No mention of climate change in the TPP: Sierra Club report shows “dirty deal” means environmental disaster
Salon 12/02/15.
The Trans-Pacific Partnership (TPP) is more than 6,000 pages long, but does not mention the words “climate change” once.
This is one of the many findings in a new report by leading environmental organization the Sierra Club. 12 nations on both sides of the Pacific Ocean negotiated the TPP, including the U.S., Australia, Canada, Japan, Mexico, Vietnam, and more. The comprehensive pact will establish trade, economic, and political policies for approximately 40 percent of the global economy. And the deal is a “docking” agreement, which means other Pacific Rim nations, such as Indonesia and potentially even China, could later join.

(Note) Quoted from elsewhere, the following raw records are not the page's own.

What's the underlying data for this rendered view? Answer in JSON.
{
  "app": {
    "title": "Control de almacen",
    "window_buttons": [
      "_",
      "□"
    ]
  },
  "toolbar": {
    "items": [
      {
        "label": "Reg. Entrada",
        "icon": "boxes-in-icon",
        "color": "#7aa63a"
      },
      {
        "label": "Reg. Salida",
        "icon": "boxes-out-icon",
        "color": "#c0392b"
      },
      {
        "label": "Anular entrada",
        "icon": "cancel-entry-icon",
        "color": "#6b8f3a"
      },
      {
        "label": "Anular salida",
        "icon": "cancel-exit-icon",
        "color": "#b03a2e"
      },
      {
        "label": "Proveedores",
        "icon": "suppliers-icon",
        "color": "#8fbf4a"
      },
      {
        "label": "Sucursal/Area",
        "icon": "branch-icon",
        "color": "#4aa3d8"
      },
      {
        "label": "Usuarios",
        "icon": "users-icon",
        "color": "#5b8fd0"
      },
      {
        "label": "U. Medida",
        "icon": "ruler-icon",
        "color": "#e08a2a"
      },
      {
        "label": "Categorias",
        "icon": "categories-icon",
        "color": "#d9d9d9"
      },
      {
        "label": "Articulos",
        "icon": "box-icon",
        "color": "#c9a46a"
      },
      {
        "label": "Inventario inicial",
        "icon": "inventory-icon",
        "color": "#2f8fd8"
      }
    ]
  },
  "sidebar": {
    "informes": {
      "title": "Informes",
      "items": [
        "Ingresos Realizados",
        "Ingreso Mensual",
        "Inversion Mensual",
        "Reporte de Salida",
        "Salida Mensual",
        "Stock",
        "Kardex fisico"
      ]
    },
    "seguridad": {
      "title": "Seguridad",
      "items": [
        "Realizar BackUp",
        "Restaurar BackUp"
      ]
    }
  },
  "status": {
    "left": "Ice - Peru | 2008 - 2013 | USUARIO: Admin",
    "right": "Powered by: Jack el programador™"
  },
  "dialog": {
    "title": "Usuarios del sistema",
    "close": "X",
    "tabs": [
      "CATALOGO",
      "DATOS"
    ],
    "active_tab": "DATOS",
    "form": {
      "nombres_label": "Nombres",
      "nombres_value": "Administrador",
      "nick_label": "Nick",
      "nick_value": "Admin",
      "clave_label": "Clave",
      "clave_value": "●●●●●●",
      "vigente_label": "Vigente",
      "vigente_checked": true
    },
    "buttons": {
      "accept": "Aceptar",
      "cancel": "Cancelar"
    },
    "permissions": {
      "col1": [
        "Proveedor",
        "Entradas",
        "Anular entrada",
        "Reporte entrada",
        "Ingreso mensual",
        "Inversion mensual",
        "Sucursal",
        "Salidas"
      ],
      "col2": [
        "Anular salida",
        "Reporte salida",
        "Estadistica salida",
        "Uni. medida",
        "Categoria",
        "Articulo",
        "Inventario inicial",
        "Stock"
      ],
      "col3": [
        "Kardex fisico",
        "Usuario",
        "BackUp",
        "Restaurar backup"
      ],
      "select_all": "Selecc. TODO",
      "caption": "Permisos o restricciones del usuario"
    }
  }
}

An interesting part of the article.
The deal will give foreign corporations the ability to sue governments for implementing environmental policies that do not meet companies’ “expectations” or that could make their investments less profitable.

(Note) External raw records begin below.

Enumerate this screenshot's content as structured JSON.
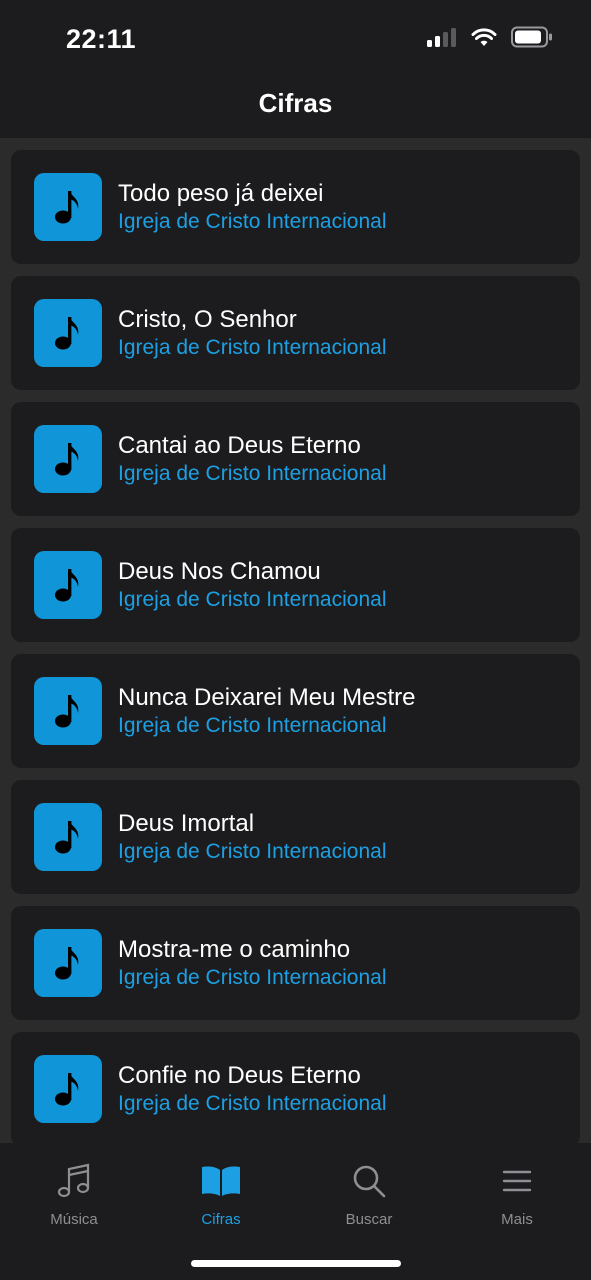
{
  "status_bar": {
    "time": "22:11"
  },
  "header": {
    "title": "Cifras"
  },
  "songs": [
    {
      "title": "Todo peso já deixei",
      "artist": "Igreja de Cristo Internacional"
    },
    {
      "title": "Cristo, O Senhor",
      "artist": "Igreja de Cristo Internacional"
    },
    {
      "title": "Cantai ao Deus Eterno",
      "artist": "Igreja de Cristo Internacional"
    },
    {
      "title": "Deus Nos Chamou",
      "artist": "Igreja de Cristo Internacional"
    },
    {
      "title": "Nunca Deixarei Meu Mestre",
      "artist": "Igreja de Cristo Internacional"
    },
    {
      "title": "Deus Imortal",
      "artist": "Igreja de Cristo Internacional"
    },
    {
      "title": "Mostra-me o caminho",
      "artist": "Igreja de Cristo Internacional"
    },
    {
      "title": "Confie no Deus Eterno",
      "artist": "Igreja de Cristo Internacional"
    }
  ],
  "tabbar": {
    "tabs": [
      {
        "label": "Música",
        "icon": "music-note-icon",
        "active": false
      },
      {
        "label": "Cifras",
        "icon": "book-icon",
        "active": true
      },
      {
        "label": "Buscar",
        "icon": "search-icon",
        "active": false
      },
      {
        "label": "Mais",
        "icon": "menu-icon",
        "active": false
      }
    ]
  },
  "colors": {
    "accent": "#1ca0e3",
    "icon_tile": "#1096d8",
    "card_bg": "#1c1c1e",
    "page_bg": "#2b2b2b",
    "inactive_tab": "#8e8e93"
  }
}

From an earlier Think Progress article (05/15/2015)
“Creating a corporate bill of rights to protect investors is incredibly undermining to our ability to protect the environment,” Ben Schreiber, the climate and energy program director for Friends of the Earth, told ThinkProgress.

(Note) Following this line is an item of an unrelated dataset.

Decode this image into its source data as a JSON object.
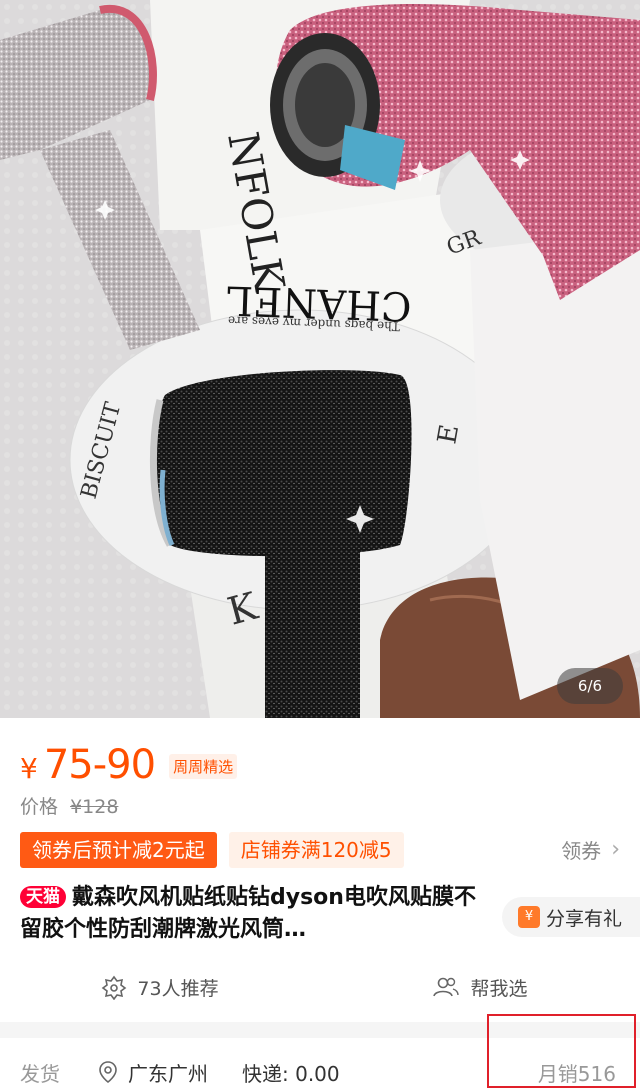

Previous trade deals have, in fact, led to lawsuits over fossil fuels. An American mining company, Lone Pine Resources, sued the Canadian province of Quebec in 2013 for passing a ban on fracking. The company says the ban cost them $250 million and that under the North American Free Trade Agreement (NAFTA), Quebec is liable for the lost revenue. That lawsuit is ongoing.
In another lawsuit, Chevron alleged that Ecuadorian activists had defrauded the company, after it was ordered to pay $18.2 billion in damages for environmental contamination.